GROSSETO. Era l’1 di notte, domenica 8 giugno. Una moto, due ragazzi, la strada che corre verso Marina di Grosseto da Castiglione della Pescaia. Una semicurva, l’unica su quel tratto della provinciale delle Collacchie, e all’improvviso la caduta. Un boato nel silenzio della notte.
Lei, 19 anni appena. Lui, 18. Una stagione di vita che dovrebbe essere tutta sogni e mare, non sirene e paura.
La corsa alle Scotte, la preghiera di un paese intero
La ragazza fu soccorsa con Pegaso e portata alle Scotte di Siena. Le condizioni, gravissime. È rimasta a lungo ricoverata in rianimazione, in prognosi riservata. In un attimo la notizia era arrivata nel suo paese d’origine, Batignano, dove tutti la conoscono, dove basta una voce per far arrivare l’eco in ogni casa.
«Stiamo pregando tutti per lei – avevano detto subito nel paese – e per la sua famiglia. È forte, ce la farà».
Nei paesi funziona così: quando succede qualcosa a uno, succede a tutti.
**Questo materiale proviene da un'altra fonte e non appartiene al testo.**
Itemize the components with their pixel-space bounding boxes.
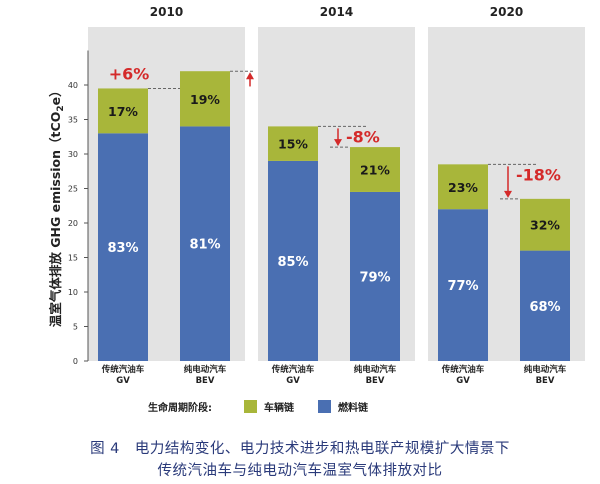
fuel-share-label: 85% xyxy=(277,255,308,270)
category-label-cn: 纯电动汽车 xyxy=(184,364,227,375)
vehicle-share-label: 21% xyxy=(360,163,390,178)
figure-caption-line-2: 传统汽油车与纯电动汽车温室气体排放对比 xyxy=(157,463,443,479)
category-label-cn: 传统汽油车 xyxy=(271,364,315,375)
y-tick-label: 0 xyxy=(73,357,78,366)
fuel-share-label: 79% xyxy=(359,270,390,285)
change-label-2014: -8% xyxy=(346,127,380,146)
category-label-cn: 纯电动汽车 xyxy=(354,364,397,375)
legend-swatch-vehicle xyxy=(244,400,257,413)
bar-fuel-chain xyxy=(520,250,570,361)
fuel-share-label: 81% xyxy=(189,238,220,253)
change-label-2020: -18% xyxy=(516,165,561,184)
bar-vehicle-chain xyxy=(438,164,488,210)
fuel-share-label: 77% xyxy=(447,279,478,294)
fuel-share-label: 83% xyxy=(107,241,138,256)
bar-fuel-chain xyxy=(350,191,400,361)
change-arrow-head xyxy=(504,190,512,198)
y-tick-label: 25 xyxy=(68,185,78,194)
vehicle-share-label: 15% xyxy=(278,137,308,152)
y-tick-label: 5 xyxy=(73,323,78,332)
category-label-en: GV xyxy=(116,376,130,386)
category-label-en: GV xyxy=(286,376,300,386)
vehicle-share-label: 17% xyxy=(108,104,138,119)
category-label-cn: 传统汽油车 xyxy=(101,364,145,375)
category-label-cn: 纯电动汽车 xyxy=(524,364,567,375)
year-label-2010: 2010 xyxy=(150,5,183,19)
y-axis-title: 温室气体排放 GHG emission（tCO2e） xyxy=(48,84,66,327)
y-tick-label: 10 xyxy=(68,288,78,297)
bar-vehicle-chain xyxy=(268,126,318,161)
legend-swatch-fuel xyxy=(318,400,331,413)
y-tick-label: 20 xyxy=(68,219,78,228)
legend-label-vehicle: 车辆链 xyxy=(264,401,295,414)
y-tick-label: 35 xyxy=(68,116,78,125)
bar-fuel-chain xyxy=(180,126,230,362)
fuel-share-label: 68% xyxy=(529,300,560,315)
bar-fuel-chain xyxy=(98,133,148,361)
figure-caption-line-1: 图 4 电力结构变化、电力技术进步和热电联产规模扩大情景下 xyxy=(90,441,510,457)
category-label-cn: 传统汽油车 xyxy=(441,364,485,375)
category-label-en: BEV xyxy=(366,376,385,386)
vehicle-share-label: 19% xyxy=(190,92,220,107)
y-tick-label: 40 xyxy=(68,81,78,90)
bar-fuel-chain xyxy=(438,209,488,361)
bar-vehicle-chain xyxy=(520,198,570,251)
category-label-en: GV xyxy=(456,376,470,386)
vehicle-share-label: 23% xyxy=(448,180,478,195)
year-label-2014: 2014 xyxy=(320,5,353,19)
legend-title: 生命周期阶段: xyxy=(148,401,212,414)
legend-label-fuel: 燃料链 xyxy=(338,401,369,414)
year-label-2020: 2020 xyxy=(490,5,523,19)
bar-vehicle-chain xyxy=(350,147,400,192)
bar-vehicle-chain xyxy=(180,71,230,127)
category-label-en: BEV xyxy=(536,376,555,386)
y-tick-label: 15 xyxy=(68,254,78,263)
change-arrow-head xyxy=(334,139,342,147)
bar-vehicle-chain xyxy=(98,88,148,134)
y-tick-label: 30 xyxy=(68,150,78,159)
bar-fuel-chain xyxy=(268,160,318,361)
change-label-2010: +6% xyxy=(109,64,150,83)
category-label-en: BEV xyxy=(196,376,215,386)
vehicle-share-label: 32% xyxy=(530,218,560,233)
change-arrow-head xyxy=(246,72,254,80)
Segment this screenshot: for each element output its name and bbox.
Un biglietto, una parola: «Miracolo»
Passano giorni. Poi settimane. Fino a quando la ragazza apre gli occhi. In ospedale prende carta e penna. Una mano che ancora trema, ma non rinuncia a dire ciò che sente dentro.
Scrive una sola parola, seguita da un cuore: «Miracolo ♥».
Una testimonianza fragile e potentissima. La risposta che nessuno osa pretendere, ma tutti sperano.
Nel frattempo la giovane viene trasferita dal policlinico di Siena a un centro di riabilitazione. Il cammino è lungo, ma c’è chi l’accompagna: la sua famiglia, gli amici, la comunità intera che non smette di tendere le mani verso di lei.
Il ritorno a casa: una gioia che abbraccia Batignano
Lo scorso fine settimana, finalmente, la ragazza è potuta tornare a casa. La sua casa. Il suo paese. La sua vita che riparte, piano ma forte.
Una gioia che corre lungo le vie di Batignano. Lì dove tutti hanno aspettato, temuto, pianto, sperato. Perché quando la fede resiste, la paura si fa più piccola.
Una messa per dire grazie
Martedì 4 novembre, alle 21, nella chiesa di San Martino a Batignano, sarà celebrata una messa di ringraziamento.
Non solo per il «miracolo» con la M maiuscola. Ma per tutti i miracoli quotidiani che una comunità riesce a compiere stringendosi attorno alla fragilità di una ragazza di 19 anni che ha ancora una vita intera davanti.
E che l’ha reclamata con un biglietto scritto a mano.